Suscipere; поднимать. Этот глагол был таким важным, потому что жест поднятия ребенка на руки на мгновение означал его общественное и моральное возвышение на всю жизнь. Это был выбор отца: дар общественной и моральной жизни сыну, очень отличный от первого дара, физической жизни, который ему сделала мать. Первый дар получали все дети. Второй — не все. В основе этого лежала интуиция.

За рамками отцовства оставался любой ребенок, которого отец, по своему вольному выбору, не хотел принимать. Исключение ни в чем не повинного существа неприемлемо для нашего общества, которое признает за всяким право на рождение, но оно соответствовало логике, в которой многие ни в чем невиноватые люди рождались рабами. Рождение не давало прав: их передавал тот, у кого они уже были. Отцовство было правом отца, а не правом сына.

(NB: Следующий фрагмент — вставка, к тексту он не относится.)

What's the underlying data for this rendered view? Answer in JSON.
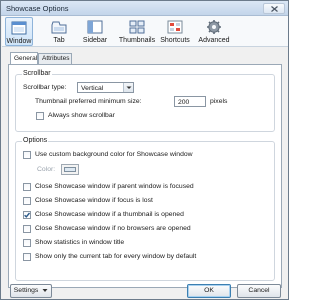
{
  "window": {
    "title": "Showcase Options"
  },
  "toolbar": {
    "items": [
      {
        "label": "Window",
        "icon": "window-icon",
        "active": true
      },
      {
        "label": "Tab",
        "icon": "tab-icon"
      },
      {
        "label": "Sidebar",
        "icon": "sidebar-icon"
      },
      {
        "label": "Thumbnails",
        "icon": "thumbnails-icon"
      },
      {
        "label": "Shortcuts",
        "icon": "shortcuts-icon"
      },
      {
        "label": "Advanced",
        "icon": "gear-icon"
      }
    ]
  },
  "tabs": [
    {
      "label": "General",
      "active": true
    },
    {
      "label": "Attributes"
    }
  ],
  "scrollbar": {
    "title": "Scrollbar",
    "type_label": "Scrollbar type:",
    "type_value": "Vertical",
    "min_size_label": "Thumbnail preferred minimum size:",
    "min_size_value": "200",
    "min_size_unit": "pixels",
    "always_show_label": "Always show scrollbar"
  },
  "options": {
    "title": "Options",
    "custom_bg_label": "Use custom background color for Showcase window",
    "color_label": "Color:",
    "items": [
      {
        "label": "Close Showcase window if parent window is focused",
        "checked": false
      },
      {
        "label": "Close Showcase window if focus is lost",
        "checked": false
      },
      {
        "label": "Close Showcase window if a thumbnail is opened",
        "checked": true
      },
      {
        "label": "Close Showcase window if no browsers are opened",
        "checked": false
      },
      {
        "label": "Show statistics in window title",
        "checked": false
      },
      {
        "label": "Show only the current tab for every window by default",
        "checked": false
      }
    ]
  },
  "footer": {
    "settings_label": "Settings",
    "ok_label": "OK",
    "cancel_label": "Cancel"
  },
  "colors": {
    "accent": "#3c7fb1",
    "check": "#2c5a8a"
  }
}
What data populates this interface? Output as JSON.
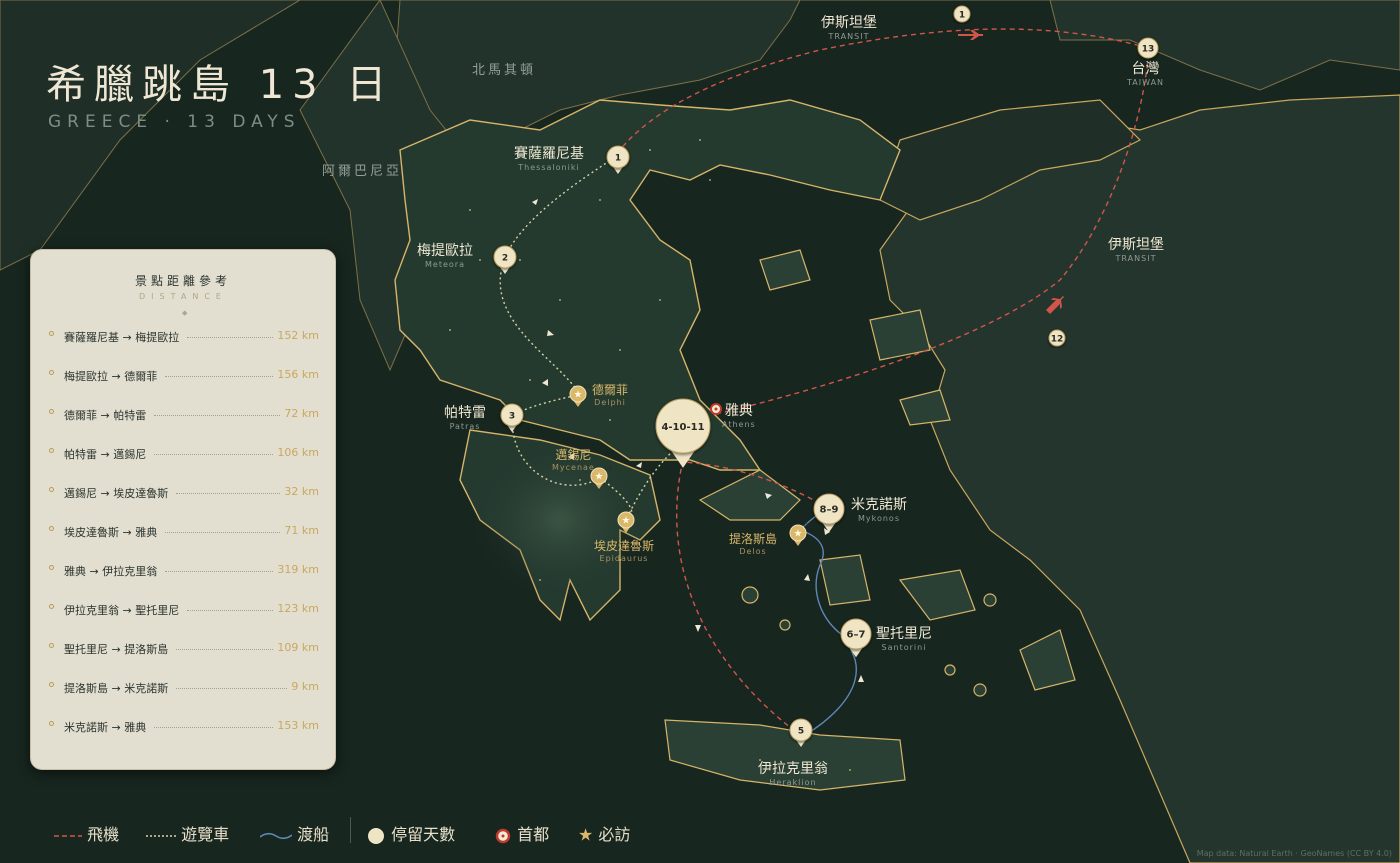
{
  "header": {
    "title": "希臘跳島 13 日",
    "subtitle": "GREECE · 13 DAYS"
  },
  "countries": {
    "north_macedonia": "北馬其頓",
    "albania": "阿爾巴尼亞"
  },
  "places": {
    "thessaloniki": {
      "zh": "賽薩羅尼基",
      "en": "Thessaloniki",
      "day": "1"
    },
    "meteora": {
      "zh": "梅提歐拉",
      "en": "Meteora",
      "day": "2"
    },
    "patras": {
      "zh": "帕特雷",
      "en": "Patras",
      "day": "3"
    },
    "athens": {
      "zh": "雅典",
      "en": "Athens",
      "day": "4-10-11"
    },
    "delphi": {
      "zh": "德爾菲",
      "en": "Delphi",
      "badge": "D3"
    },
    "mycenae": {
      "zh": "邁錫尼",
      "en": "Mycenae",
      "badge": "D4"
    },
    "epidaurus": {
      "zh": "埃皮達魯斯",
      "en": "Epidaurus",
      "badge": "D4"
    },
    "delos": {
      "zh": "提洛斯島",
      "en": "Delos",
      "badge": "D8"
    },
    "mykonos": {
      "zh": "米克諾斯",
      "en": "Mykonos",
      "day": "8–9"
    },
    "santorini": {
      "zh": "聖托里尼",
      "en": "Santorini",
      "day": "6–7"
    },
    "heraklion": {
      "zh": "伊拉克里翁",
      "en": "Heraklion",
      "day": "5"
    },
    "istanbul_top": {
      "zh": "伊斯坦堡",
      "en": "TRANSIT",
      "day": "1"
    },
    "istanbul_right": {
      "zh": "伊斯坦堡",
      "en": "TRANSIT",
      "day": "12"
    },
    "taiwan": {
      "zh": "台灣",
      "en": "TAIWAN",
      "day": "13"
    }
  },
  "distance_panel": {
    "title": "景點距離參考",
    "subtitle": "DISTANCE",
    "rows": [
      {
        "route": "賽薩羅尼基 → 梅提歐拉",
        "km": "152 km"
      },
      {
        "route": "梅提歐拉 → 德爾菲",
        "km": "156 km"
      },
      {
        "route": "德爾菲 → 帕特雷",
        "km": "72 km"
      },
      {
        "route": "帕特雷 → 邁錫尼",
        "km": "106 km"
      },
      {
        "route": "邁錫尼 → 埃皮達魯斯",
        "km": "32 km"
      },
      {
        "route": "埃皮達魯斯 → 雅典",
        "km": "71 km"
      },
      {
        "route": "雅典 → 伊拉克里翁",
        "km": "319 km"
      },
      {
        "route": "伊拉克里翁 → 聖托里尼",
        "km": "123 km"
      },
      {
        "route": "聖托里尼 → 提洛斯島",
        "km": "109 km"
      },
      {
        "route": "提洛斯島 → 米克諾斯",
        "km": "9 km"
      },
      {
        "route": "米克諾斯 → 雅典",
        "km": "153 km"
      }
    ]
  },
  "legend": {
    "flight": "飛機",
    "coach": "遊覽車",
    "ferry": "渡船",
    "stay_days": "停留天數",
    "capital": "首都",
    "must_visit": "必訪"
  },
  "credit": "Map data: Natural Earth · GeoNames (CC BY 4.0)",
  "colors": {
    "sea": "#17261f",
    "land": "#24352d",
    "coast": "#c9a75e",
    "flight": "#d0564b",
    "coach": "#d8d2a4",
    "ferry": "#5f86b6",
    "marker": "#efe4c4"
  }
}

Когда эта цена, приемлемая для античного общества, была уплачена, отношения между отцом и «поднятым» сыном приобретали характер обряда посвящения: психологическое качество, которое в последующие века в отцовстве было потеряно. В этом отношении современный образец отцовства, хотя и удалил несправедливые привилегии, стал уже. Культурная роль родителей становится относительной. Для определения точки отсчета мы возвращаемся к физиологии, как если бы были животными. Отец — тот, кто участвует в начале жизни ребенка, с зачатием. Он - фигура с ограниченными правами, поскольку потом задача передается матери. Для культуры же, как в жизни отдельного ребенка, так и в истории формирования человеческой семьи, отец вступает после матери, и только с этого более позднего момента две роли дополняют друг друга.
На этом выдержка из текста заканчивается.